A Supreme Court of Canada ruling ordering Google Inc. to remove international search results will ultimately give the Internet giant more power, not less, a prominent Canadian law professor has warned.

Announced on June 28, the 7-2 decision in Google v. Equustek requires Google to remove search results that could lead users who reside anywhere in the world to the website of Datalink Technology Gateways Inc., which Canadian industrial automation services firm Equustek Solutions Inc. claims re-labeled one of its products in 2011 and began passing off as its own.

When Equustek asked Google to remove Datalink from its search results, the company voluntarily did so for Canadian searches, but not from searches worldwide – a decision first disputed by British Columbia’s Supreme Court, then upheld Wednesday by the provincial court’s federal counterpart.

In a lengthy blog post, University of Ottawa technology law professor Michael Geist said that while understandable on its surface the decision, which amounts to a global takedown order, could have terrifying implications in the future.

University of Ottawa Internet law professor Michael Geist thinks Wednesday’s Supreme Court decision, though well-intentioned, could lead down a slippery slope.

“Google will obviously abide the ruling, but… what happens if a Chinese court orders it to remove Taiwanese sites from the index? Or if an Iranian court orders it to remove gay and lesbian sites from the index?” he wrote. “Since local content laws differ from country to country, there is a great likelihood of conflicts. That leaves two possible problematic outcomes: local courts deciding what others can access online or companies such as Google selectively deciding which rules they wish to follow.”

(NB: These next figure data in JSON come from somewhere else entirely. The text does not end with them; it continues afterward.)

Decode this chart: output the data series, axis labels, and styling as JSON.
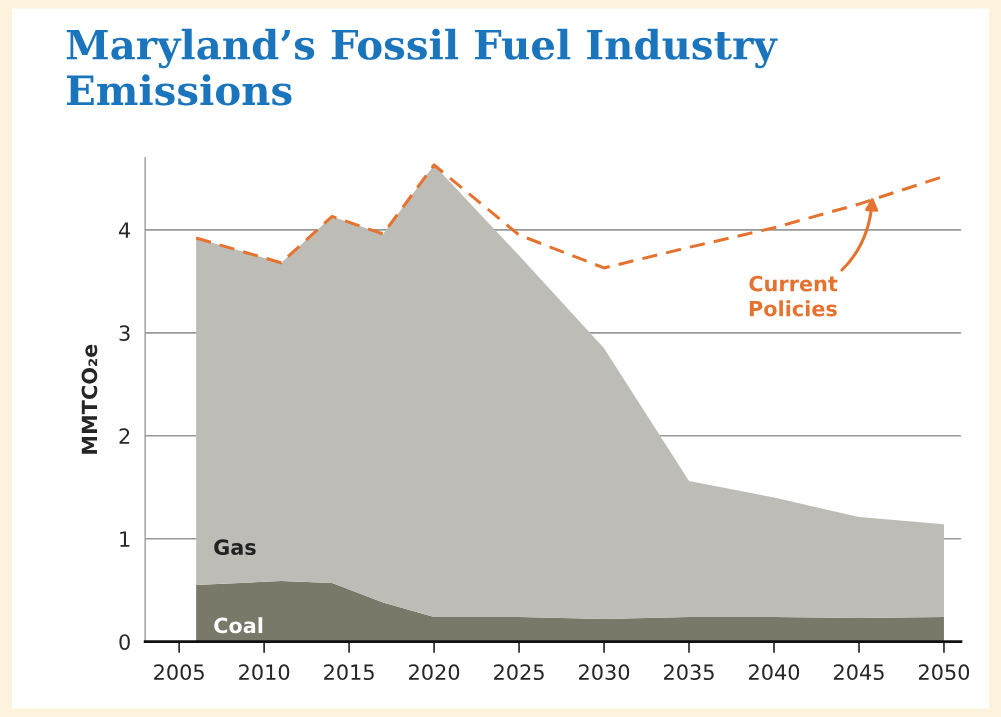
{
  "chart_data": {
    "type": "area",
    "title": "Maryland’s Fossil Fuel Industry Emissions",
    "ylabel": "MMTCO₂e",
    "x": [
      2006,
      2011,
      2014,
      2017,
      2020,
      2025,
      2030,
      2035,
      2040,
      2045,
      2050
    ],
    "stacked": true,
    "series": [
      {
        "name": "Coal",
        "color": "#797869",
        "values": [
          0.55,
          0.59,
          0.57,
          0.38,
          0.24,
          0.24,
          0.22,
          0.24,
          0.24,
          0.23,
          0.24
        ]
      },
      {
        "name": "Gas",
        "color": "#bdbcb6",
        "values": [
          3.37,
          3.09,
          3.56,
          3.58,
          4.39,
          3.51,
          2.63,
          1.32,
          1.16,
          0.98,
          0.9
        ]
      },
      {
        "name": "Current Policies",
        "type": "line",
        "line_style": "dashed",
        "color": "#e57330",
        "x": [
          2006,
          2011,
          2014,
          2017,
          2020,
          2025,
          2030,
          2035,
          2040,
          2045,
          2050
        ],
        "values": [
          3.92,
          3.68,
          4.13,
          3.96,
          4.63,
          3.95,
          3.63,
          3.83,
          4.02,
          4.25,
          4.52
        ]
      }
    ],
    "xlim": [
      2003,
      2051
    ],
    "xticks": [
      2005,
      2010,
      2015,
      2020,
      2025,
      2030,
      2035,
      2040,
      2045,
      2050
    ],
    "ylim": [
      0,
      4.7
    ],
    "yticks": [
      0,
      1,
      2,
      3,
      4
    ],
    "grid": "y",
    "legend": false,
    "marker": "none"
  }
}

Unfortunately, rather than address the decision’s broader implications, the Supreme Court of Canada limited its reasoning to the trials faced by Equustek, which struggled in vain to push Datalink’s website offline before obtaining an order from the British Columbia Supreme Court, and the relative ease with which Google could comply, Geist said.

Indeed, while writing the majority decision on the federal Supreme Court’s behalf, Justice Rosalie Abella noted that “the issue in this appeal is whether Google can be ordered, pending a trial, to globally de-index the websites of a company which, in breach of several court orders, is using those websites to unlawfully sell the intellectual property of another company.”

“Characterized that way, the outcome to uphold the order is no surprise,” Geist wrote. “The decision acknowledges the challenge of a global Internet order, but concludes that an international takedown is necessary to provide the Canadian company with an effective remedy.”

Google itself had not argued that eliminating Datalink from international search results would be an inconvenience, Geist noted, admitting that it often does so in the case of links that are found to contain child pornography, hate speech, or that violate the U.S. Digital Millennium Copyright Act. Instead, the risk comes from conflict of law and the potential for global takedown orders coming from across the planet – potentially opening the door for other countries to choose what Canadians can find in search results.

And, Geist says, Google will then have two choices: attempt to navigate the morass of contradictory orders – which could indeed become a headache – or pick and choose which countries it listens to.